I always say I’m not great. I don’t think I’m a bad person. I just don’t think I’m a great one. But as I was thinking about this, I asked myself, “What is greatness?” I’m not great in the sense that people will read about me hundreds of years from now. But I think that 100 years from now, there will still be people alive that I will have influenced.
No, I’m not great in the sense of changing the world. But I do a pretty great job of changing individuals’ lives. I’m not saying this to brag. I’m saying it because maybe greatness is a choice. I can’t make the choice to alter history, but I can make the choice to influence someone for the better. I was not born to be an Albert Einstein or a Winston Churchill or an Amelia Earhart or even a Temple Grandin. But I was born to be a Julia Wagstaff, and I’m starting to realize that Julia Wagstaff is pretty great.
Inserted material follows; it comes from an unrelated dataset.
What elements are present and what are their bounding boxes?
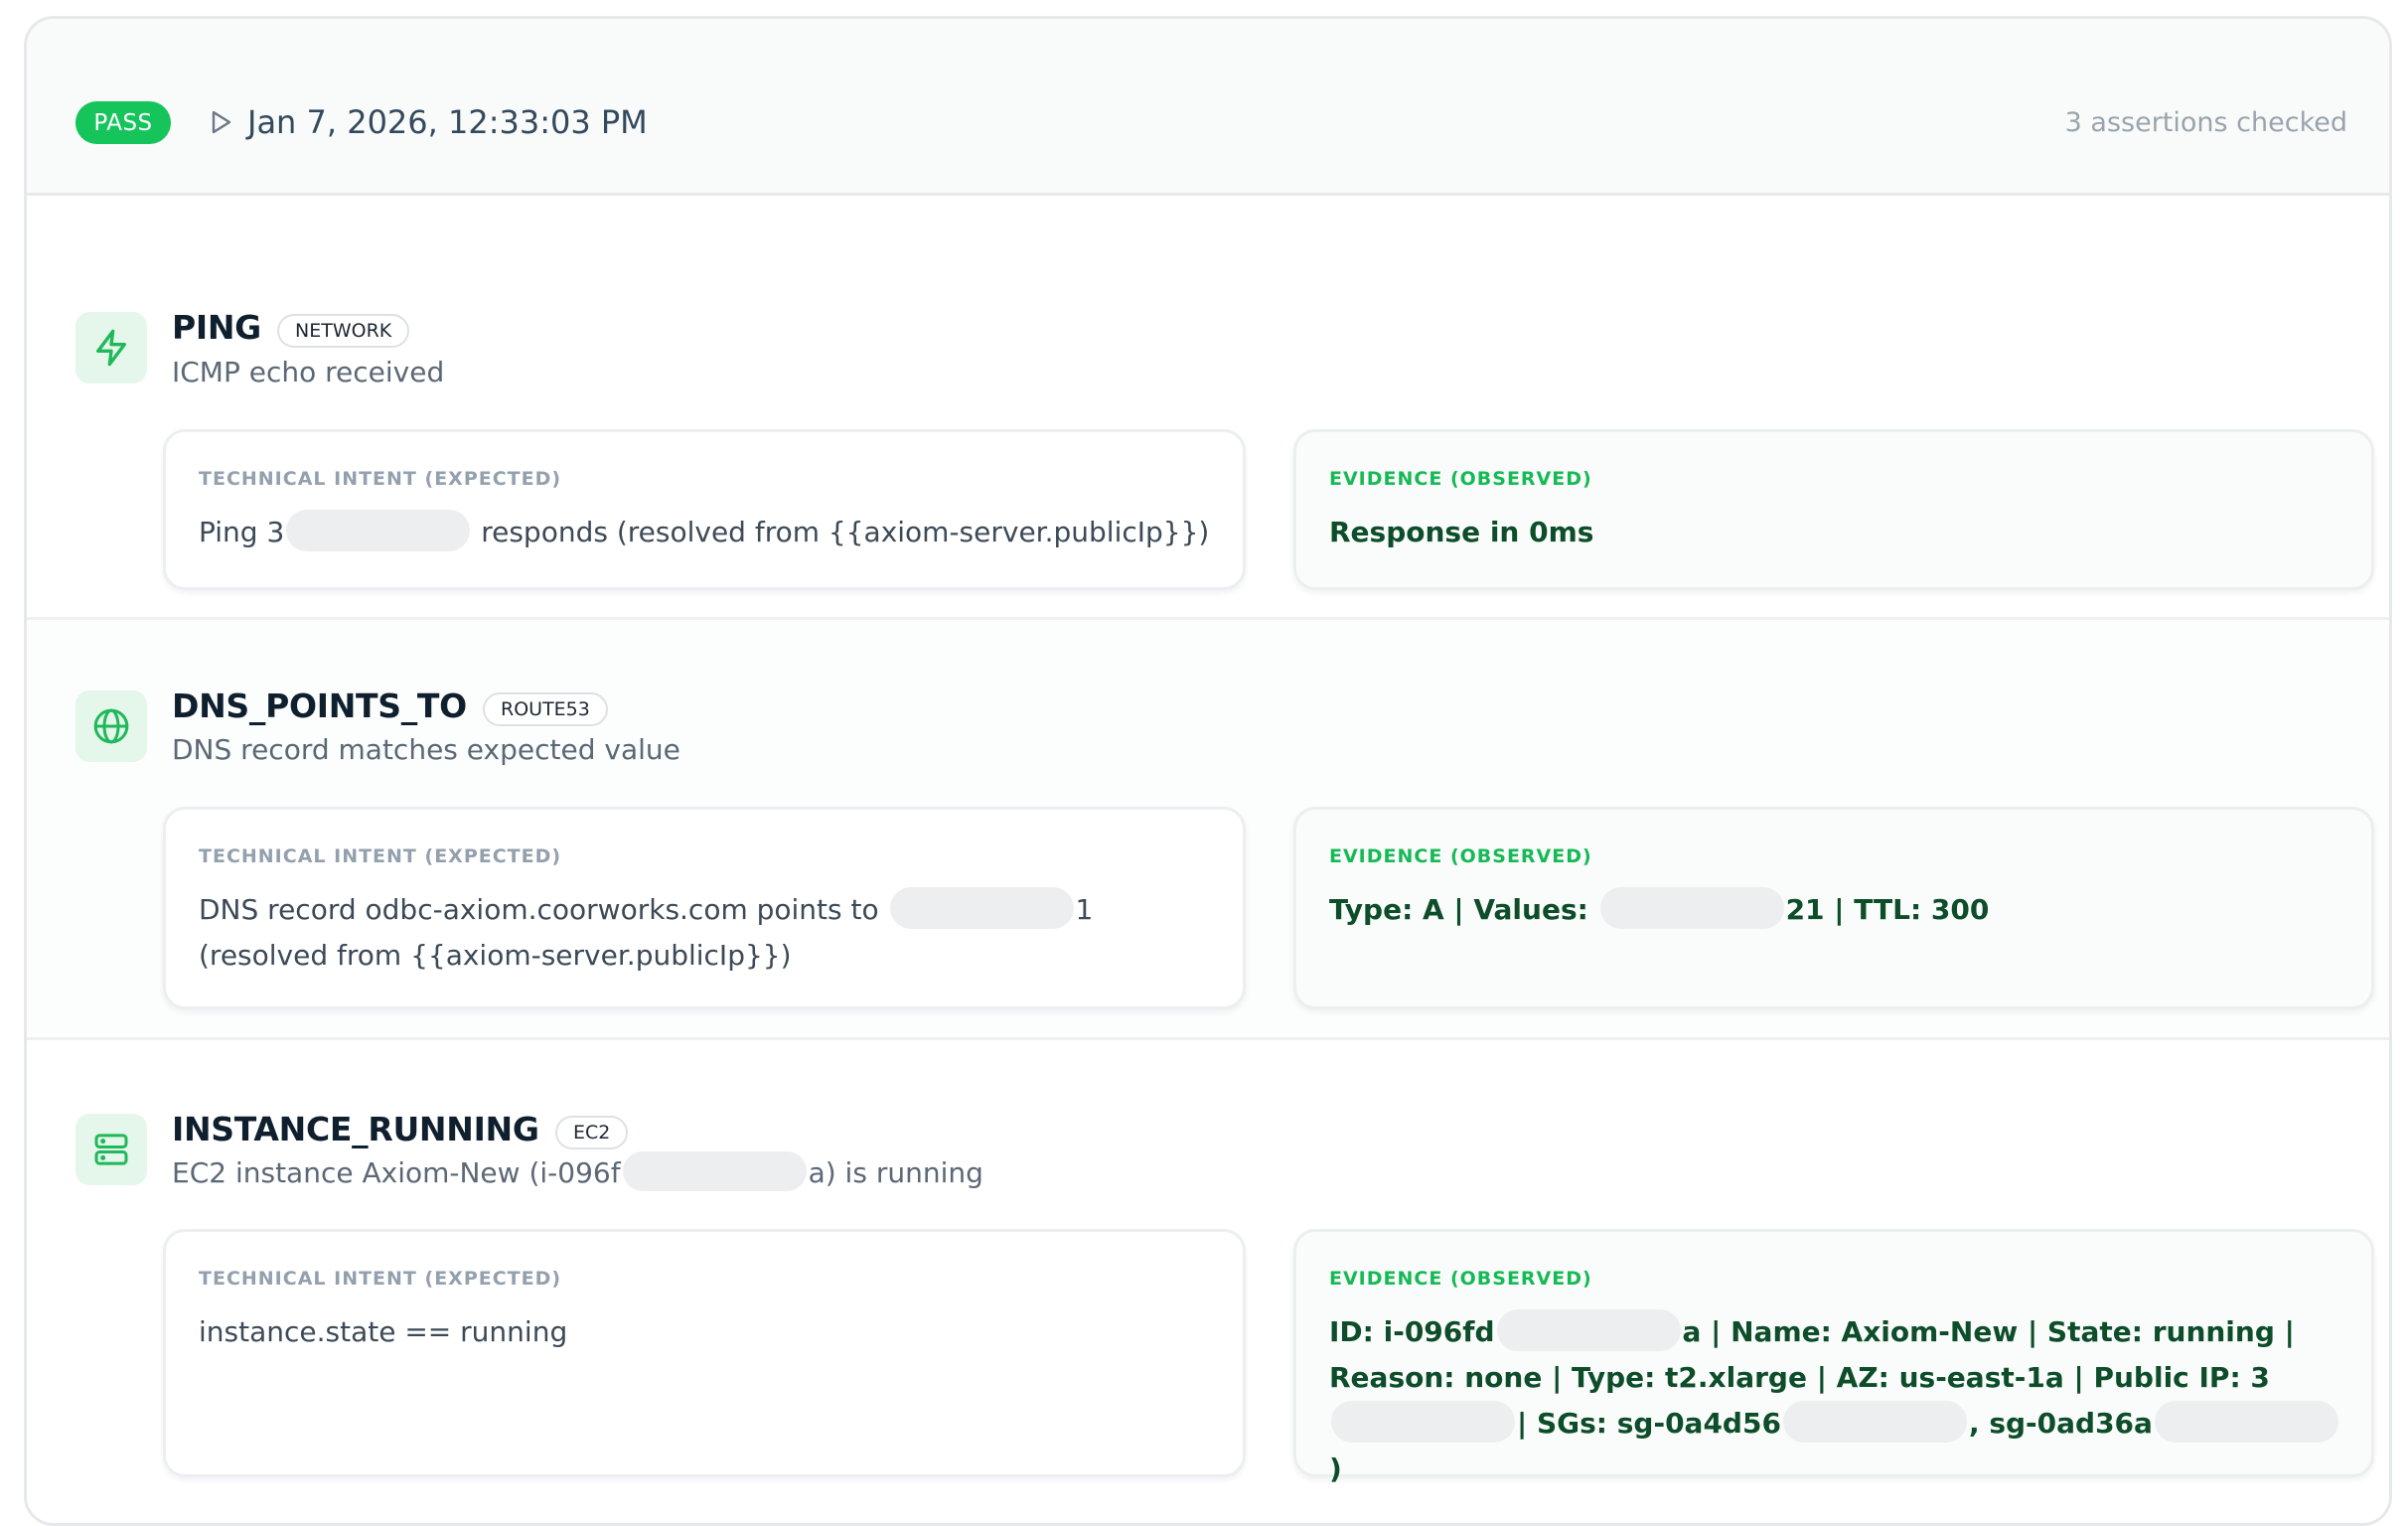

What I hope you realize from this is not that I am a great person, but that you are, or at least can be, a great person. It comes down to our choices. Do we choose to do what we know is right, even when it’s not fun or popular or easy? Do we choose the little choices every day to make someone’s life better?
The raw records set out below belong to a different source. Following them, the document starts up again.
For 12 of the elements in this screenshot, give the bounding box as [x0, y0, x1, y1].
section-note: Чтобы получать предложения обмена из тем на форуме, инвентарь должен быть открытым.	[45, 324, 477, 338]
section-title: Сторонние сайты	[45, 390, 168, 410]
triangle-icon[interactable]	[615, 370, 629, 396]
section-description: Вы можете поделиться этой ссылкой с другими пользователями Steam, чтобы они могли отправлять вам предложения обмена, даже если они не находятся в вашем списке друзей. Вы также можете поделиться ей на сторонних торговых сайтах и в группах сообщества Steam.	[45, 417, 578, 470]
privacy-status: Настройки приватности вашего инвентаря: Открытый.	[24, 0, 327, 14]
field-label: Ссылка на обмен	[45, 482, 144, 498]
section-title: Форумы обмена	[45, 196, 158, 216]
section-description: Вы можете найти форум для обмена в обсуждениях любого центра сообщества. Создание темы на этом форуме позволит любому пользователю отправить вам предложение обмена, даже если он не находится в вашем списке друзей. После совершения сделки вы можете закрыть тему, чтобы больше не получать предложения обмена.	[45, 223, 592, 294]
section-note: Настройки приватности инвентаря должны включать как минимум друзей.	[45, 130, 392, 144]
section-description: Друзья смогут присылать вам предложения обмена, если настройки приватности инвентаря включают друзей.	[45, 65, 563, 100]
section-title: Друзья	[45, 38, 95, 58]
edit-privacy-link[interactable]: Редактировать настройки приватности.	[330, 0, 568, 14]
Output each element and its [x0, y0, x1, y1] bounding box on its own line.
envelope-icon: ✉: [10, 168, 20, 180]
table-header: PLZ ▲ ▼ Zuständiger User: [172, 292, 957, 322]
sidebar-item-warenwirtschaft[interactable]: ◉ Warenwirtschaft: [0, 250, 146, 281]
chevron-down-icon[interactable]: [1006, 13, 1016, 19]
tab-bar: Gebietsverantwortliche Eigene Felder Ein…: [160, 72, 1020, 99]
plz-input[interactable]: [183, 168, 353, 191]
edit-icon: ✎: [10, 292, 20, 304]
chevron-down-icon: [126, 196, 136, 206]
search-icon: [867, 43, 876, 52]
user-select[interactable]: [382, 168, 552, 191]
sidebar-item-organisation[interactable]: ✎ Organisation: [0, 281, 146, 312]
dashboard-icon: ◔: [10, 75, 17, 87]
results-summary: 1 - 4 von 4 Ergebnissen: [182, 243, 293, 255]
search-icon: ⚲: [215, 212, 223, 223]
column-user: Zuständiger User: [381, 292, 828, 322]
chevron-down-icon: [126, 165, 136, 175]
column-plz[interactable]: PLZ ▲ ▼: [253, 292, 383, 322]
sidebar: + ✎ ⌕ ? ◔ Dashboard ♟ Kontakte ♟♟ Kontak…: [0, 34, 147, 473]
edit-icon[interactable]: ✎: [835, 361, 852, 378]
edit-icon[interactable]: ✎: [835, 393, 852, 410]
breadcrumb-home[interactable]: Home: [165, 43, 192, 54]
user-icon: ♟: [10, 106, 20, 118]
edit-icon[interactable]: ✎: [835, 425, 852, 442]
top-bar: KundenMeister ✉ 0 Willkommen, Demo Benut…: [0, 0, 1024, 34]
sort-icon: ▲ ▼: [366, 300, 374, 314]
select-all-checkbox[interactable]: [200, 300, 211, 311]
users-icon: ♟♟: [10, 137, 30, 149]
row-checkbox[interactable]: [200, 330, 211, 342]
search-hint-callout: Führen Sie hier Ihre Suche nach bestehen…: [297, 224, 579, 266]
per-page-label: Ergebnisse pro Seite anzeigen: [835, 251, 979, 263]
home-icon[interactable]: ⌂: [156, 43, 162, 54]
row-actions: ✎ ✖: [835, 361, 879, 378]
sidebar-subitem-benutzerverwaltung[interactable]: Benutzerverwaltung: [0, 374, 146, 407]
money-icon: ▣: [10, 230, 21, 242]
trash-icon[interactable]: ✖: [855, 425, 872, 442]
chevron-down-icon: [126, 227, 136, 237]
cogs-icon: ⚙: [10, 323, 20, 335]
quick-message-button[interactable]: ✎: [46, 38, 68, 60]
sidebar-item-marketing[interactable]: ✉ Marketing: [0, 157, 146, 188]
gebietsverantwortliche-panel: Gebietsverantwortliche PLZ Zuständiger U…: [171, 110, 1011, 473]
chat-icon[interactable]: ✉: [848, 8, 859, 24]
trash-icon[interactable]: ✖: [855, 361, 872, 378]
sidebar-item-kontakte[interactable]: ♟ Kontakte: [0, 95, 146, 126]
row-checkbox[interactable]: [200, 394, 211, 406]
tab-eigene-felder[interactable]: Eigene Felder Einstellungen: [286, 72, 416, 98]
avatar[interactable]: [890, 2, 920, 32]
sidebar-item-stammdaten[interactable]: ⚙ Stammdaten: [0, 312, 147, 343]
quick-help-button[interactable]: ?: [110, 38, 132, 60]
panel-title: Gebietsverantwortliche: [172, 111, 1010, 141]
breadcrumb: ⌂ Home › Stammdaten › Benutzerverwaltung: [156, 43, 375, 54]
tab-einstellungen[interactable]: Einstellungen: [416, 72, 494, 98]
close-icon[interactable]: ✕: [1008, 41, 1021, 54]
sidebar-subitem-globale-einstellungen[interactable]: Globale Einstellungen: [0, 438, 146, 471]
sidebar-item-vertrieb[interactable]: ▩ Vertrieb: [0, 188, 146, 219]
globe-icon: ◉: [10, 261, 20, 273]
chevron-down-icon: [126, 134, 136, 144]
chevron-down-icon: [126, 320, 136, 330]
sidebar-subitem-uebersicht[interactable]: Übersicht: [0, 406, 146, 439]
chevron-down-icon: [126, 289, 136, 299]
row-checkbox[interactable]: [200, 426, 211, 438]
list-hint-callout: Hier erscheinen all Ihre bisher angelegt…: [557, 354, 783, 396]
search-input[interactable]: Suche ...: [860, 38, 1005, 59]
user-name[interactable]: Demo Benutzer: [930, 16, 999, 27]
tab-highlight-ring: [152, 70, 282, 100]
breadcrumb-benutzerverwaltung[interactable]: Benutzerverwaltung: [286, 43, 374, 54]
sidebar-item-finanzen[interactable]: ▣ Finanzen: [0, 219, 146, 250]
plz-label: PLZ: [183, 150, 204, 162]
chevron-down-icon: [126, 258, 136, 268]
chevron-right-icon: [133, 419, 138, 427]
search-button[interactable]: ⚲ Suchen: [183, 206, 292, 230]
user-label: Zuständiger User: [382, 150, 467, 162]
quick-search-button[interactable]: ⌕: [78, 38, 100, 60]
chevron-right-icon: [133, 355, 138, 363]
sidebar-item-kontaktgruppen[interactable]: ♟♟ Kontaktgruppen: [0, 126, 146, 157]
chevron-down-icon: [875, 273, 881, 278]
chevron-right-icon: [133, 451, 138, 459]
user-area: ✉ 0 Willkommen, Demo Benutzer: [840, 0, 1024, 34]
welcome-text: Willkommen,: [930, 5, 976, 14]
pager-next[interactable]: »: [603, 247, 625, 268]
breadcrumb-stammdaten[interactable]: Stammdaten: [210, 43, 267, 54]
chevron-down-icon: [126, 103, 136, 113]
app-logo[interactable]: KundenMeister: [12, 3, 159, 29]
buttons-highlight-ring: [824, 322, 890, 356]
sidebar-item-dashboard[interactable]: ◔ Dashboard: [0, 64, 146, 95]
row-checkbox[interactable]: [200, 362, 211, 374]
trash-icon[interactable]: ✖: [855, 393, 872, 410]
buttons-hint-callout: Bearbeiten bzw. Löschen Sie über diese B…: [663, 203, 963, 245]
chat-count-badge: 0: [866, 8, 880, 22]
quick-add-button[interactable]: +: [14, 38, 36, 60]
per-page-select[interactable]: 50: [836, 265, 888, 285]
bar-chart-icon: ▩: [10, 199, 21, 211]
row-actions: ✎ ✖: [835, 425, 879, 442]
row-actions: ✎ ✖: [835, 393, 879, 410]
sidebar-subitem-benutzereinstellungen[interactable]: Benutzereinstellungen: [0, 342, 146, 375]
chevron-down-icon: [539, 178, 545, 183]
I watched this video that a friend posted about regrets. It showed a chalkboard that asked people to write down their biggest regret. As I watched, I tried to think of my biggest regret. I couldn’t think of anything. I just don’t believe in keeping regrets. I don’t believe in holding on to things I wish I could change; so I work hard to either change my regrets or forgive myself or do the things I know I might regret not doing later.
Do I consider myself to be great? No. I’m a work in progress and I mess up a lot and I don’t know what I’m doing a lot of the time and most of the time, I’m really scared. But… I try. Sometimes that’s all greatness is, trying when everything says to give up because you’re not good enough. In that sense, I feel like I can be great. And you can too.